Полнолицый седеющий Васькин в бежевой бобочке с довольным видом встретил вошедшего в комнату Кашина. Приветливо встал из-за стола, подал руку. Как нормальный и нормально воспринимающий все мужик, делающий свое нужное дело. Он был с пасхальным выражением на лице. Сказал:

— Привет. Как служится?

— Свободным образом. Не ропщу, не каюсь.

— Ну, главное, чтобы бабки шли.

— От себя самого зависишь. Как потопаешь, так и полопаешь.

— Так что, выходит, ты в выигрышном положении по сравнению со мной? — боднулся Васькин.

— А я, Николай, всегда был и буду в выигрыше при сравнении с кем-либо, как трудоголик, особист в жизни. Я не гнался за властью, за положением в обществе, нес ответственность за людей. Меня, как замдиректора, здесь норовили щипать несравненно больше, чем щипают теперь тебя; но я никогда (как беспартийный) не поступался честностью, принципами и не боялся потерять лицо, место и прочие достоинства. И сейчас веду себя также ответственно, не опрометчиво. Не себя ведь защищаю, а чье-то достоинство.

— А я? Я разве без принципов живу, работаю? — Пасхальное выражение с его лица исчезло.

— Ты?
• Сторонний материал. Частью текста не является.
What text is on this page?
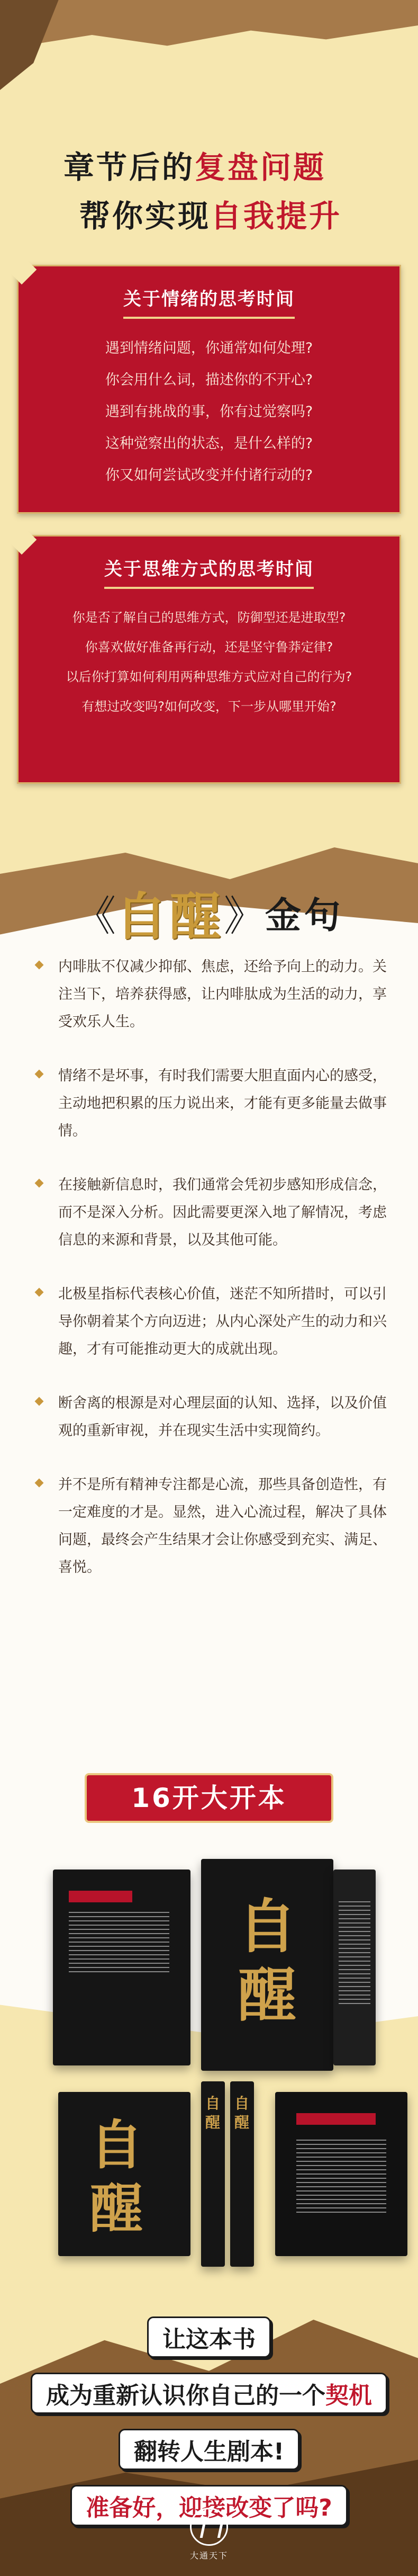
章节后的复盘问题
帮你实现自我提升
关于情绪的思考时间
遇到情绪问题，你通常如何处理?
你会用什么词，描述你的不开心?
遇到有挑战的事，你有过觉察吗?
这种觉察出的状态，是什么样的?
你又如何尝试改变并付诸行动的?
关于思维方式的思考时间
你是否了解自己的思维方式，防御型还是进取型?
你喜欢做好准备再行动，还是坚守鲁莽定律?
以后你打算如何利用两种思维方式应对自己的行为?
有想过改变吗?如何改变，下一步从哪里开始?
《自醒》金句

内啡肽不仅减少抑郁、焦虑，还给予向上的动力。关注当下，培养获得感，让内啡肽成为生活的动力，享受欢乐人生。

情绪不是坏事，有时我们需要大胆直面内心的感受，主动地把积累的压力说出来，才能有更多能量去做事情。

在接触新信息时，我们通常会凭初步感知形成信念，而不是深入分析。因此需要更深入地了解情况，考虑信息的来源和背景，以及其他可能。

北极星指标代表核心价值，迷茫不知所措时，可以引导你朝着某个方向迈进；从内心深处产生的动力和兴趣，才有可能推动更大的成就出现。

断舍离的根源是对心理层面的认知、选择，以及价值观的重新审视，并在现实生活中实现简约。

并不是所有精神专注都是心流，那些具备创造性，有一定难度的才是。显然，进入心流过程，解决了具体问题，最终会产生结果才会让你感受到充实、满足、喜悦。

16开大开本
自
醒
自
醒
自
醒
自
醒
让这本书
成为重新认识你自己的一个契机
翻转人生剧本!
准备好，迎接改变了吗?
大通天下
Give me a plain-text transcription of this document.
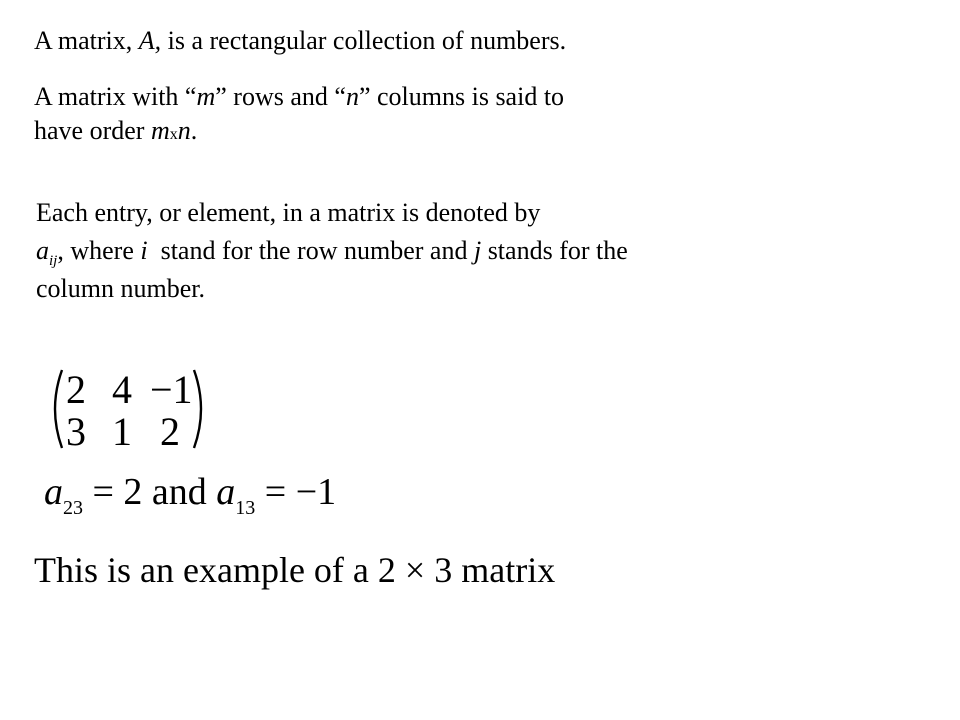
A matrix, A, is a rectangular collection of numbers.
A matrix with “m” rows and “n” columns is said to
have order mxn.
Each entry, or element, in a matrix is denoted by
$a_{ij}$, where i  stand for the row number and j stands for the
column number.
2 4 −1
3 1 2
$a_{23} = 2$ and $a_{13} = -1$
This is an example of a 2 × 3 matrix
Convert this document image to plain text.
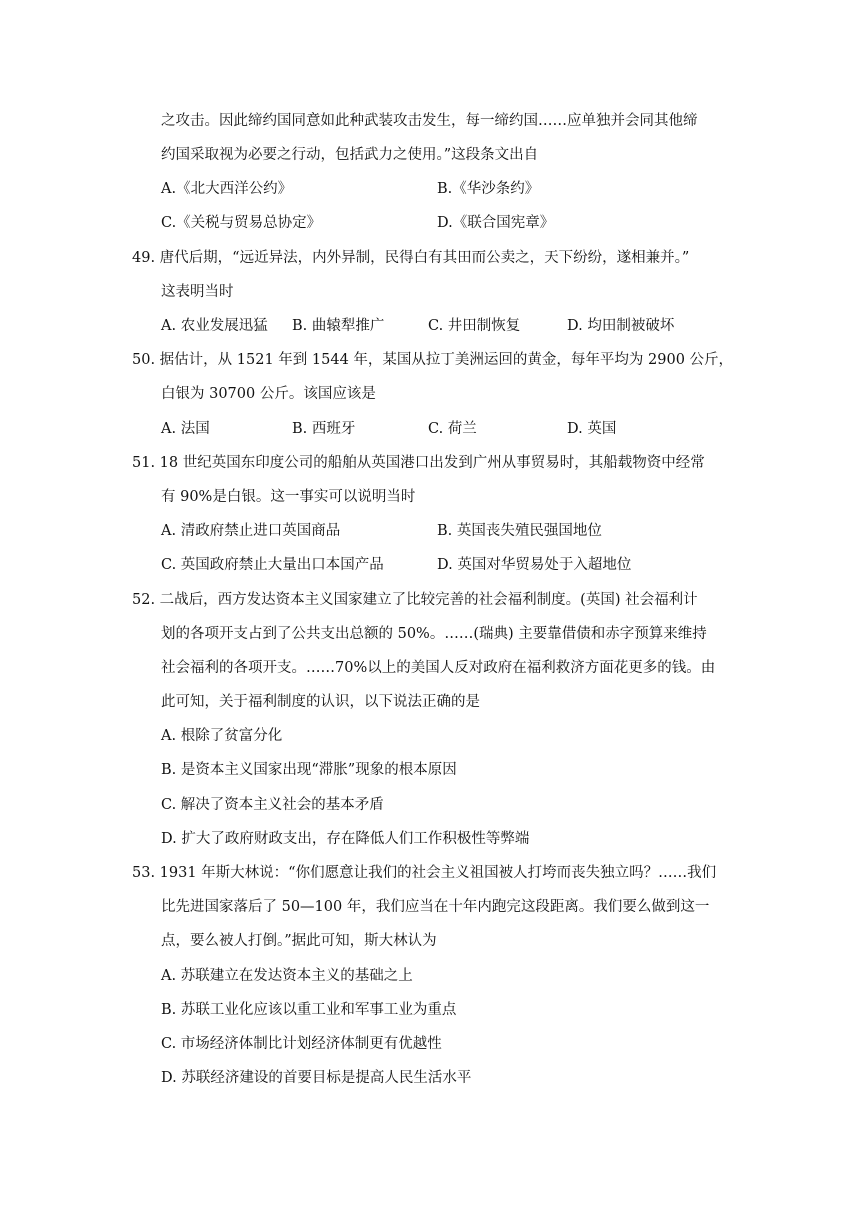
之攻击。因此缔约国同意如此种武装攻击发生，每一缔约国……应单独并会同其他缔
约国采取视为必要之行动，包括武力之使用。”这段条文出自
A.《北大西洋公约》	B.《华沙条约》
C.《关税与贸易总协定》	D.《联合国宪章》
49. 唐代后期，“远近异法，内外异制，民得白有其田而公卖之，天下纷纷，遂相兼并。”
这表明当时
A. 农业发展迅猛 B. 曲辕犁推广	C. 井田制恢复	D. 均田制被破坏
50. 据估计，从 1521 年到 1544 年，某国从拉丁美洲运回的黄金，每年平均为 2900 公斤，
白银为 30700 公斤。该国应该是
A. 法国	B. 西班牙	C. 荷兰	D. 英国
51. 18 世纪英国东印度公司的船舶从英国港口出发到广州从事贸易时，其船载物资中经常
有 90%是白银。这一事实可以说明当时
A. 清政府禁止进口英国商品	B. 英国丧失殖民强国地位
C. 英国政府禁止大量出口本国产品	D. 英国对华贸易处于入超地位
52. 二战后，西方发达资本主义国家建立了比较完善的社会福利制度。(英国) 社会福利计
划的各项开支占到了公共支出总额的 50%。……(瑞典) 主要靠借债和赤字预算来维持
社会福利的各项开支。……70%以上的美国人反对政府在福利救济方面花更多的钱。由
此可知，关于福利制度的认识，以下说法正确的是
A. 根除了贫富分化
B. 是资本主义国家出现“滞胀”现象的根本原因
C. 解决了资本主义社会的基本矛盾
D. 扩大了政府财政支出，存在降低人们工作积极性等弊端
53. 1931 年斯大林说：“你们愿意让我们的社会主义祖国被人打垮而丧失独立吗？……我们
比先进国家落后了 50—100 年，我们应当在十年内跑完这段距离。我们要么做到这一
点，要么被人打倒。”据此可知，斯大林认为
A. 苏联建立在发达资本主义的基础之上
B. 苏联工业化应该以重工业和军事工业为重点
C. 市场经济体制比计划经济体制更有优越性
D. 苏联经济建设的首要目标是提高人民生活水平
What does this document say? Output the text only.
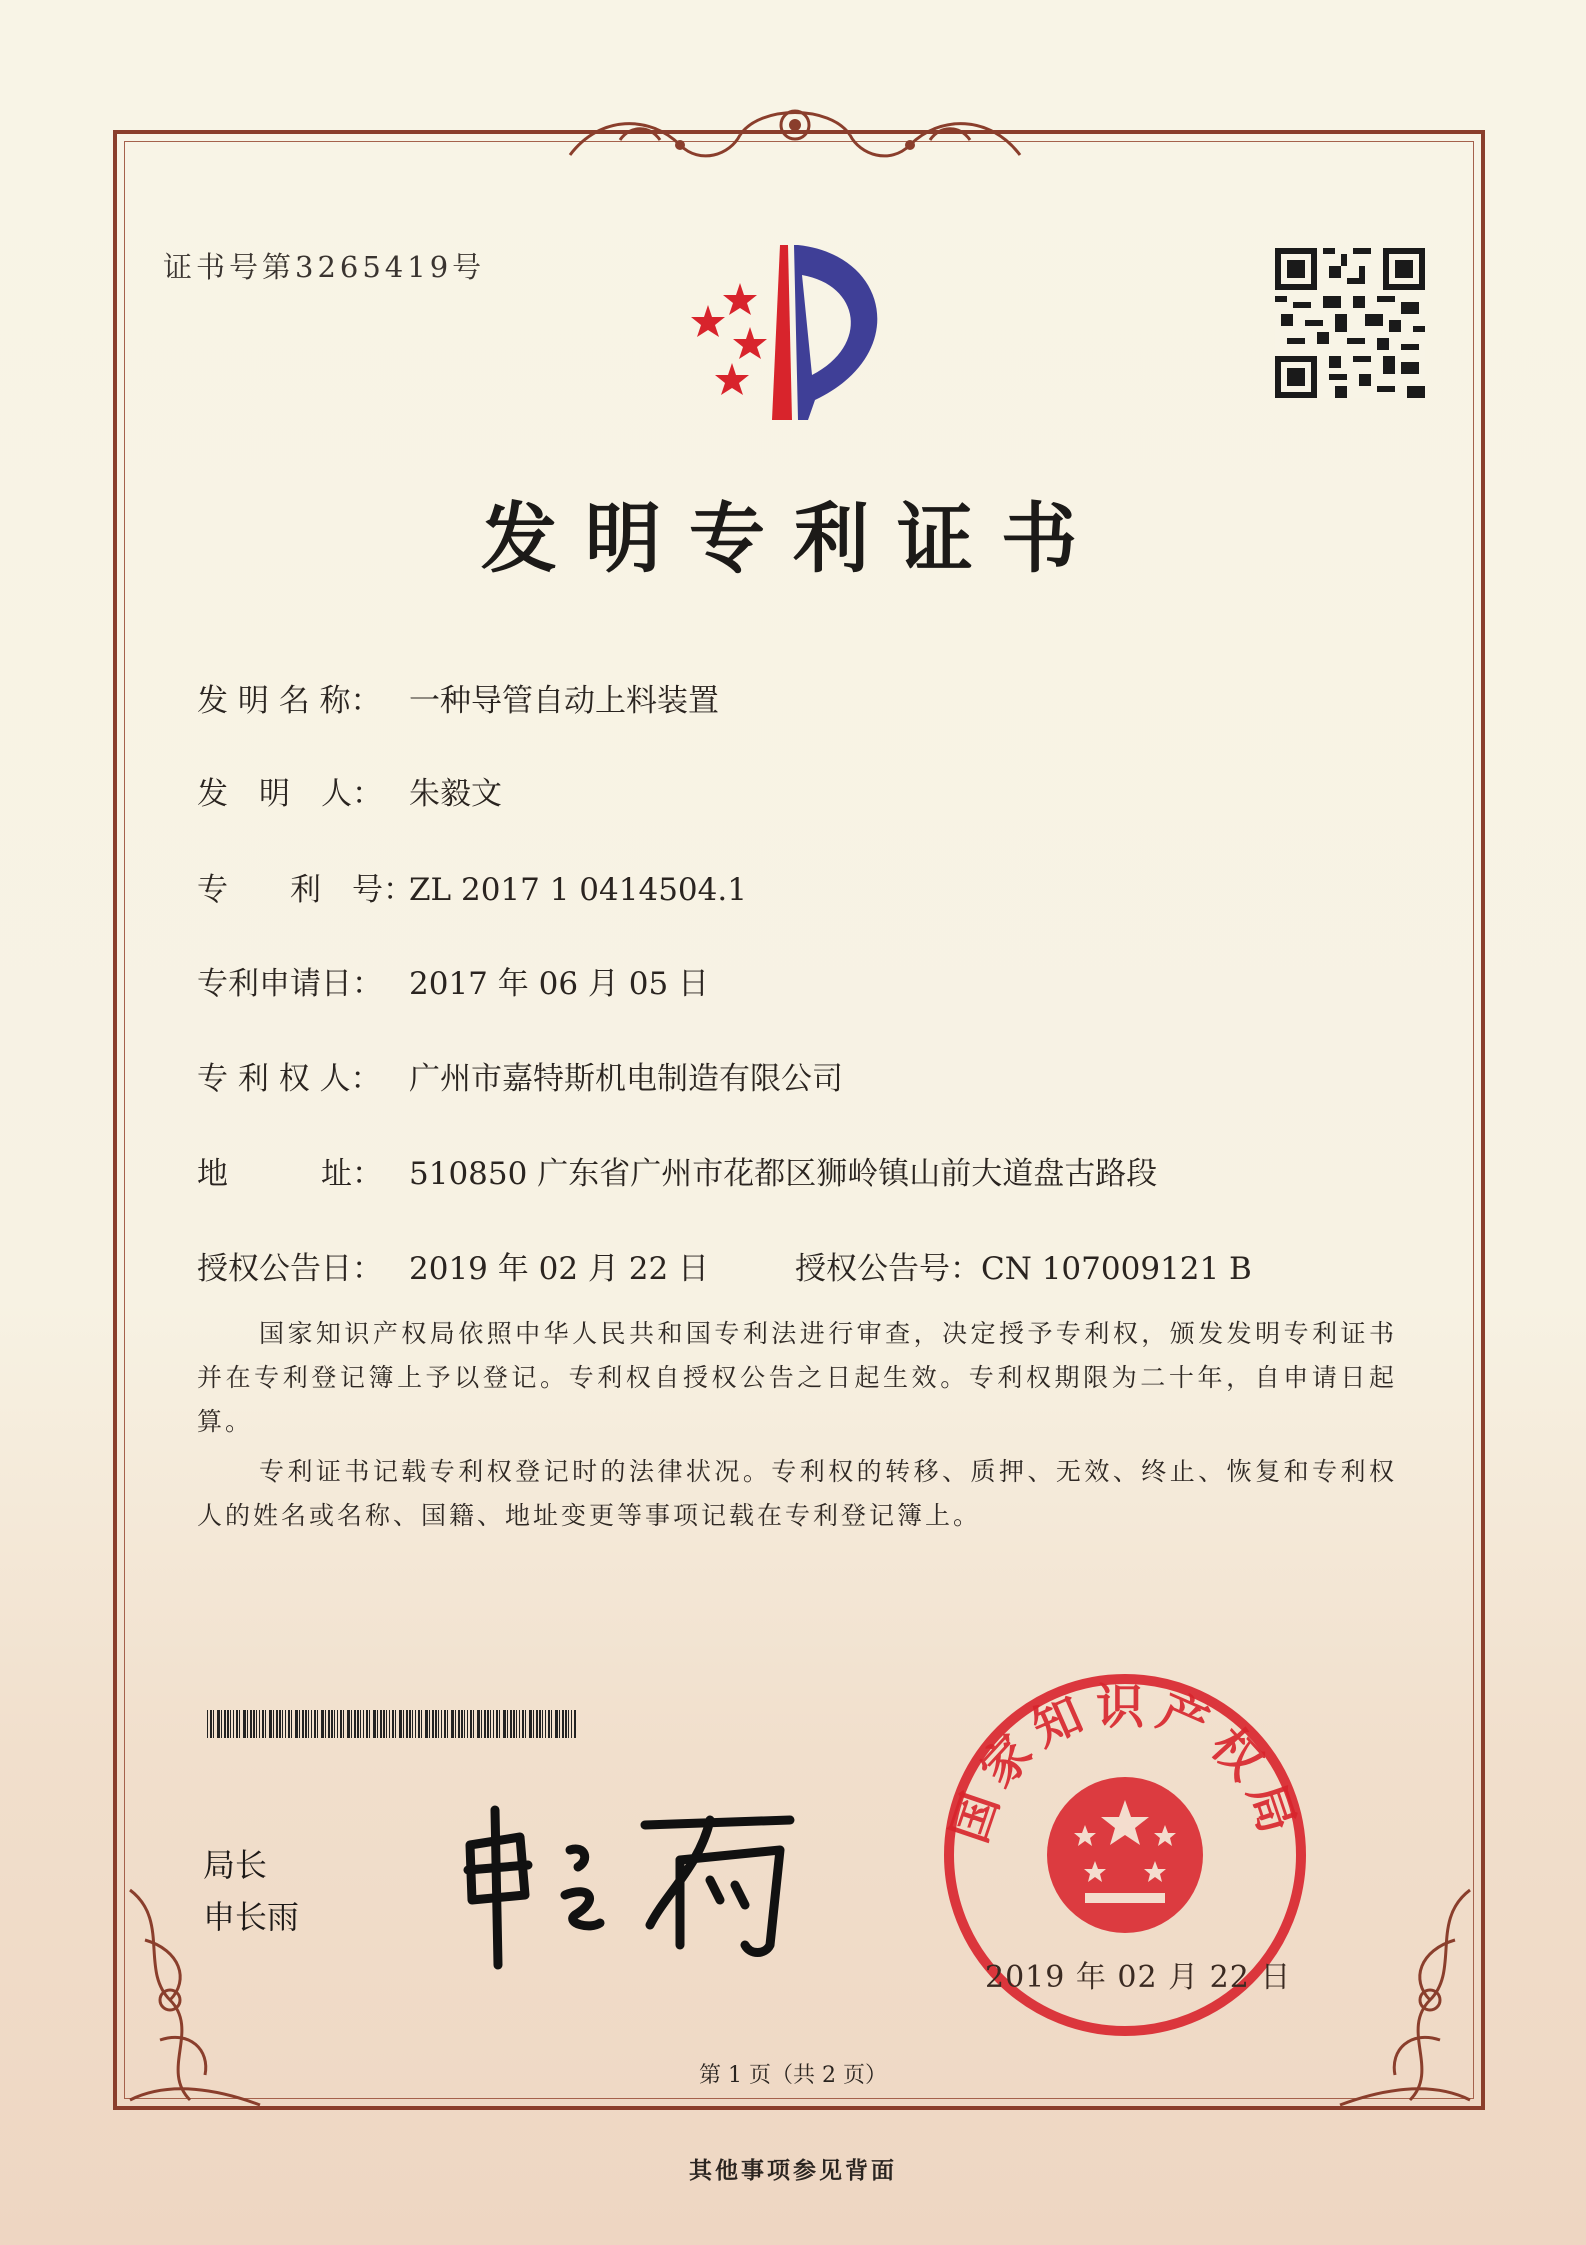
证书号第3265419号
发明专利证书
发 明 名 称： 一种导管自动上料装置
发　明　人： 朱毅文
专　　利　号：ZL 2017 1 0414504.1
专利申请日： 2017 年 06 月 05 日
专 利 权 人： 广州市嘉特斯机电制造有限公司
地　　　址： 510850 广东省广州市花都区狮岭镇山前大道盘古路段
授权公告日： 2019 年 02 月 22 日	授权公告号：CN 107009121 B
国家知识产权局依照中华人民共和国专利法进行审查，决定授予专利权，颁发发明专利证书并在专利登记簿上予以登记。专利权自授权公告之日起生效。专利权期限为二十年，自申请日起算。
专利证书记载专利权登记时的法律状况。专利权的转移、质押、无效、终止、恢复和专利权人的姓名或名称、国籍、地址变更等事项记载在专利登记簿上。
局长
申长雨
国家知识产权局
2019 年 02 月 22 日
第 1 页（共 2 页）
其他事项参见背面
Не знаю, Николай. Однако вижу и скажу откровенно, что нахватал себе многовато власти — прямо фараон: замдиректора, секретарь парторганизации, председатель аттестационной комиссии и что-то еще — кого хочешь можешь согнуть в бараний рог…

— Ну, я пользуюсь властью аккуратно…

— Ею вообще не следует пользоваться, особенно во вред подчиненным.

— Что ж, по-твоему, и приструнить никого нельзя? Если нерадив…

— Разве во власти дело? Ты конфликт не можешь разрешить, усугубляешь его. И с кем? Со своей помощницей.

— Я не признаю ее помощницей, извини.

— Ты никчемушные усилия свои тратишь не на пользу дела…

— Да я … — Николай употребил мат. — Говорил ей, дубовой: что если она не поймет, то мы не аттестуем ее в апреле, а я есть и буду против нее, то она вылетит вон. Она бы о своих дочках подумала.

— Вот-вот! У тебя заранее все решено… На мстительном заквасе, коли невзлюбил. А если наоборот: не ты, а она не может с тобой сработаться?

— Да кто она? Диспетчером служила. И Георгиевна о ней не очень лестно отзывается.

— Ну, тащи все в кучу. А если девчонки не выполняют ее распоряжений? Хамят?

— Она сама виновата. Я не могу их одернуть. Надо было найти с ними общий язык. Не фордыбачничать. Ты же умей и защищаться. А то пык-мык… б… — опять Николай выругался. — И все… Туши свет! А мне — что ж — их преследовать?

— Да можно словом очень быстро навести порядок. И мосты.

— Нет уж. Они ее встретили обструкцией. Знаешь, как японцы. Выполняют что-то от сих до сих, и все.

— То японцы. А ведь у них и зарплата не маленькая, чтобы сидеть и книги почитывать спокойно.

— Ну, когда у них время остается полчаса, чтобы собраться домой. А она грубо им замечание делает. Тогда и они… не считаются…

— Но это же неуд вашей партийной работе, всей администрации, что половина сотрудников написали петицию в ее пользу. А она всего полтора года работает здесь. Я скажу: за меня бы столько не написали. И за тебя тоже, уверен.

— Ну, если собрать собрание, то все испугаются и будут голосовать против нее.

— А ты не суди раньше времени, возьми и собери всех открыто, гласно. Ведь нынче не то время, чтобы надевать узду на каждого, заниматься расследованием, кто зачинщик письма. Уверен, не она сама.

— Да она тут игрушка. Хотят ее, свести с ней счеты. А ее потом бросят… и не понимает она этого своим недалеким бабьим умом. А жаль…

— Вы же предъявляете претензии к ней не за ее плохую работу. Она же не отлынивает.

— Да что ты печешься о ней, словно о любовнице своей?

— Вот-вот, у вас, неуемных сердцеедов, одно на уме: что-то гаденькое. Да не сплю я с ней, как вы спите с чужими женами, успокойтесь!

Всего Васькина тут передернуло.

Итак, Антон переговорил с теми, с кем хотел, составил свое мнение; он провел, как расследование, только в иной форме, и не ошибся в своем первоначальном предположении.